Overworked nurses : FGH short of at least 24 nurses

Study reveals no new recruitments have been made at hospital since 2012.


Mariam Shafqat July 26, 2015
Study reveals no new recruitments have been made at hospital since 2012.. ILLUSTRATION: EXPRESS

ISLAMABAD: Staff shortage and the resultant high workload are directly contributing to the poor quality of healthcare services at public-sector hospitals in the twin cities.

A study suggests that one of the public-sector hospitals in the federal capital is short of at least 24 nursing staff.

There has been a consistent increase in the number of patients who visit these government hospitals, while little has been done in terms of a proportional increase in nursing staff. The situation is adversely affecting staff performance.

In order to assess staff shortage and increased workload due to the increase in patients, an alumni of the Health Services Academy, Dr Mir Muhammad Hassan, has conducted a research on the Federal General Hospital at the National Institute of Health.

Hassan through his research hopes to generate evidence for future staffing needs and assist policymakers.

Currently, there are 23 junior nurses working in the indoor patient departments of the FGH, along with three heads and 20 staff nurses. The hospital was established in 2012. The number of patients, the study finds, has increased from 23,157 in 2012 to 84,142 in 2013 showing a threefold increase.

The increase in the number of patients has directly increased workload on the staff, recruited at the time the hospital began functioning.

Hassan, sharing findings of his research, said due to budget constraints, no new recruitment had been made since 2012 to meet the increased demands.

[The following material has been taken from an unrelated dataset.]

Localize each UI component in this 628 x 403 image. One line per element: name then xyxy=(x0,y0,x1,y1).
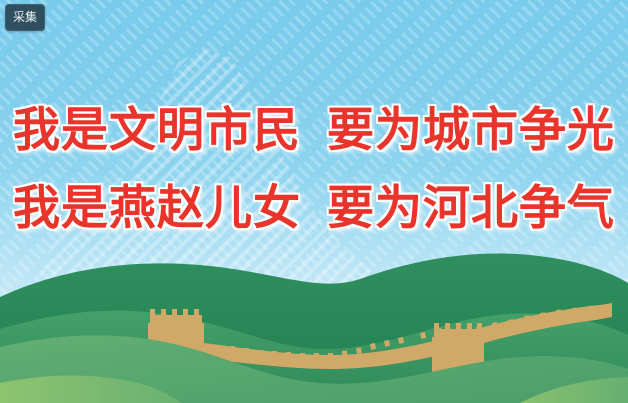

The FGH was established to ease pressure on other federal hospitals in the capital, and to cater to patients arriving from the outskirts and rural areas of Islamabad.

Hassan, through his study, has calculated workload on nursing staff at the indoor patients departments of the FGH.

He has calculated 67 per cent workload pressure on nursing staff of emergency and accident ward, 59 per cent on nurses working in obstetrics and gynaecology ward, 50 per cent on nurses working in the operation theatre, general medicine 29 per cent followed by 20 per cent workload on staff working in the surgery department.

Hassan’s research estimates maximum shortage of nursing staff in the emergency and accident department. The study suggests the department is short of at least 12 nurses.

Similarly, as per the study, the obstetrics and gynaecology department is six nurses short.

Moreover, the operation theatre at the FGH requires three nurses to work efficiently. Estimated shortage of nurses at the general and medicine ward is two and one nurse respectively.

The FGH, the study suggests, is facing an overall shortage of 24 nurses to efficiently cope with the current workload.

Solutions

Hassan suggested that nursing assistants could be recruited to reduce workload and recommended that the hospital should adopt workload indicators of staffing need-based staffing levels as the basis of their staff rationalisation and employment owing to its impartiality, consistency and reliability of results.

He said hospital statistics needed to be regularly updated, adding that the hospital management should consider redistribution of present nursing staff.

Similarly, senior nurses should be encouraged to take responsibilities to perform difficult tasks by themselves rather than to seek help from dressers and lady health visitors in high workload wards.

Published in The Express Tribune, July 27th, 2015.